Николай, подражая записным трагикам, сложил руки на груди, потом картинно воздел их вверх:
— У-бе-ди-ли! Ухожу в режиссеры в театр имени Леси Украинки.
— Что за комедию тут ломаете? — порог бытовки переступил завлаб Георгий Павлович. — Перерыв, к вашему сведению, три с половиною минуты назад закончился. А науку двигают вперед не те, кто вовремя уходит с работы, а те, кто на нее вовремя является. Да и патриотом брюха ныне быть невыгодно — харчи дорогие.
Впрочем, я к вам с новостью…
— Неужели появились дополнительные средства? — воистину повозку мысли Николая подстегивать не приходилось. Слова у него вылетали, как камешки из-под колес мчащейся во весь опор телеги.
В другой ситуации подначить товарищи коллеги не преминули бы, но сейчас все внимание было сосредоточено на Георгии Павловиче.
— Да! — подтвердил догадку подчиненного завлаб. Начинаем уже завтра. Быть подготовленными, как к первой брачной ночи.
Георгий Павлович небрежно стряхнул невидимую пылинку с борта тщательно отутюженного пиджака:
— Развели тут антисанитарию, понимаешь!
— Уборщицу-то не мы сокращали, — оперся рукой о спинку стула Фомингуэй. — Да и особого беспорядка я не вижу. А со стола сейчас уберем.
Все в лаборатории, да и институте, знали о патологической любви Георгия Павловича к чистоте. Вряд ли он, как Владимир Маяковский, после каждого рукопожатия бежал мыть пятерню с мылом, однако носовым платочком вытирал обязательно. Правда, дела это интеллигентно, отвернувшись или на минуту выйдя, чтобы не обидеть мало знающего его человека. Так что и ворчание по поводу «грязи» в бытовке можно было отнести на счет прирожденного чистоплюйства. В остальном он оставался милейшим мужиком.
Начало исследований, позволяющих поддержать хоть на минимуме жизненный уровень их участников, задерживалось, выражаясь бюрократическим языком, по причине отсутствия доктора физико-математических наук Георгия Павловича Лелюха (сибиряки посредничали в этой сделке). Тот задерживался в Пхеньяне, где вел непростые переговоры с небогатым спонсором Ким Чен Иром о необходимости финансирования «открытия века».

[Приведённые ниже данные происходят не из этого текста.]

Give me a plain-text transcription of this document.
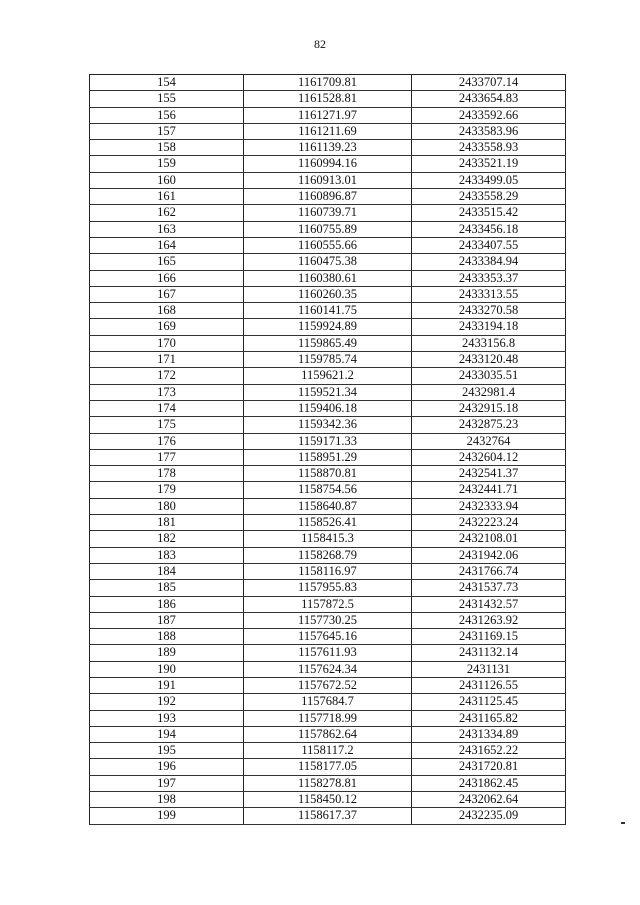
82
154	1161709.81	2433707.14
155	1161528.81	2433654.83
156	1161271.97	2433592.66
157	1161211.69	2433583.96
158	1161139.23	2433558.93
159	1160994.16	2433521.19
160	1160913.01	2433499.05
161	1160896.87	2433558.29
162	1160739.71	2433515.42
163	1160755.89	2433456.18
164	1160555.66	2433407.55
165	1160475.38	2433384.94
166	1160380.61	2433353.37
167	1160260.35	2433313.55
168	1160141.75	2433270.58
169	1159924.89	2433194.18
170	1159865.49	2433156.8
171	1159785.74	2433120.48
172	1159621.2	2433035.51
173	1159521.34	2432981.4
174	1159406.18	2432915.18
175	1159342.36	2432875.23
176	1159171.33	2432764
177	1158951.29	2432604.12
178	1158870.81	2432541.37
179	1158754.56	2432441.71
180	1158640.87	2432333.94
181	1158526.41	2432223.24
182	1158415.3	2432108.01
183	1158268.79	2431942.06
184	1158116.97	2431766.74
185	1157955.83	2431537.73
186	1157872.5	2431432.57
187	1157730.25	2431263.92
188	1157645.16	2431169.15
189	1157611.93	2431132.14
190	1157624.34	2431131
191	1157672.52	2431126.55
192	1157684.7	2431125.45
193	1157718.99	2431165.82
194	1157862.64	2431334.89
195	1158117.2	2431652.22
196	1158177.05	2431720.81
197	1158278.81	2431862.45
198	1158450.12	2432062.64
199	1158617.37	2432235.09
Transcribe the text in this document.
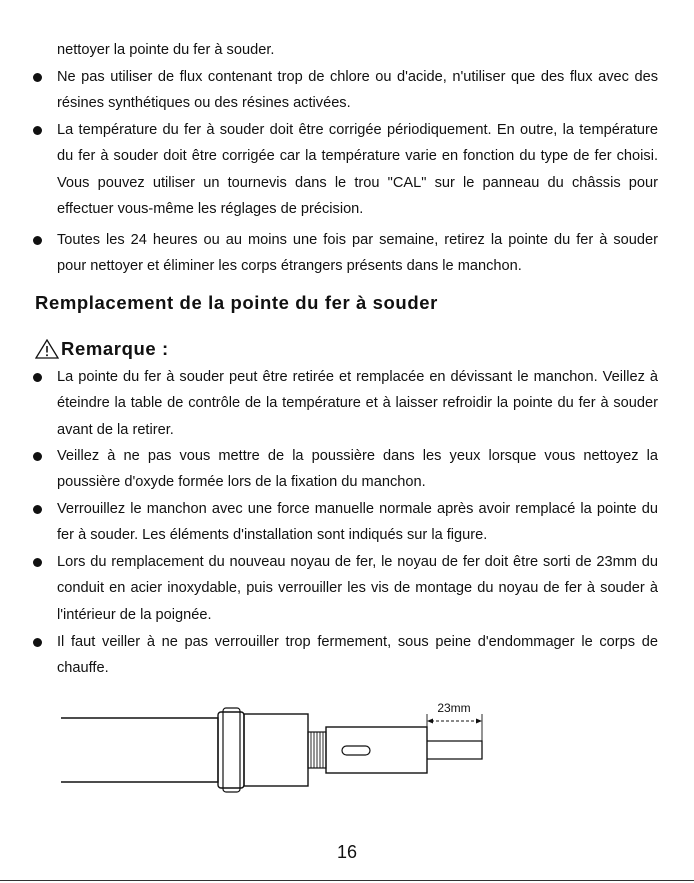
nettoyer la pointe du fer à souder.
Ne pas utiliser de flux contenant trop de chlore ou d'acide, n'utiliser que des flux avec des résines synthétiques ou des résines activées.
La température du fer à souder doit être corrigée périodiquement. En outre, la température du fer à souder doit être corrigée car la température varie en fonction du type de fer choisi. Vous pouvez utiliser un tournevis dans le trou "CAL" sur le panneau du châssis pour effectuer vous-même les réglages de précision.
Toutes les 24 heures ou au moins une fois par semaine, retirez la pointe du fer à souder pour nettoyer et éliminer les corps étrangers présents dans le manchon.
Remplacement de la pointe du fer à souder
Remarque :
La pointe du fer à souder peut être retirée et remplacée en dévissant le manchon. Veillez à éteindre la table de contrôle de la température et à laisser refroidir la pointe du fer à souder avant de la retirer.
Veillez à ne pas vous mettre de la poussière dans les yeux lorsque vous nettoyez la poussière d'oxyde formée lors de la fixation du manchon.
Verrouillez le manchon avec une force manuelle normale après avoir remplacé la pointe du fer à souder. Les éléments d'installation sont indiqués sur la figure.
Lors du remplacement du nouveau noyau de fer, le noyau de fer doit être sorti de 23mm du conduit en acier inoxydable, puis verrouiller les vis de montage du noyau de fer à souder à l'intérieur de la poignée.
Il faut veiller à ne pas verrouiller trop fermement, sous peine d'endommager le corps de chauffe.
23mm
16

Речь шла об идее старения света. Она существовала и раньше. Отвергалась теоретиками. Но сомневающиеся оставались. Причем и в смежных с физикой областях. Увы, ответить, хотя бы гипотетически, на вопрос, как же происходит столь фантастический процесс, не брался ни один из отстаивающих спорную точку зрения. И тут свою кость ученым подбросил малоизвестный химик из Гуляйполя. Парень работал на местном лакокрасочном заводе, но производство рухнуло. Вот в свободное время и ломал голову над столь далекой от сурика и белил проблемой.
По мере старения, доказывал он, свет смещается от одной линии спектра к другой. Иными словами, красный — это свет-новорожденец, оранжевый — свет-младенец, желтый — свет-подросток, зеленый — свет-юноша, голубой — свет-взрослый, синий — свет-старик и, наконец, фиолетовый — свет-доходяга, одной ногой стоящий в могиле. Что представляет собой такая «могила», какие неожиданности подстерегают ученых за невидимой границей фиолетово-спектральной линии, чем становятся, если гипотеза окажется верной, фотоны излучения какую невиданную форму матери они приобретают — вопросы возникают, что называется, на засыпку. Ответы хоть на некоторые из них и должен был якобы дать эксперимент, в котором объединялись северокорейские воны, предварительно конвертируемые в твердую валюту, российское хитромудрое посредничество и украинская дешевая, но высокопрофессиональная рабочая сила.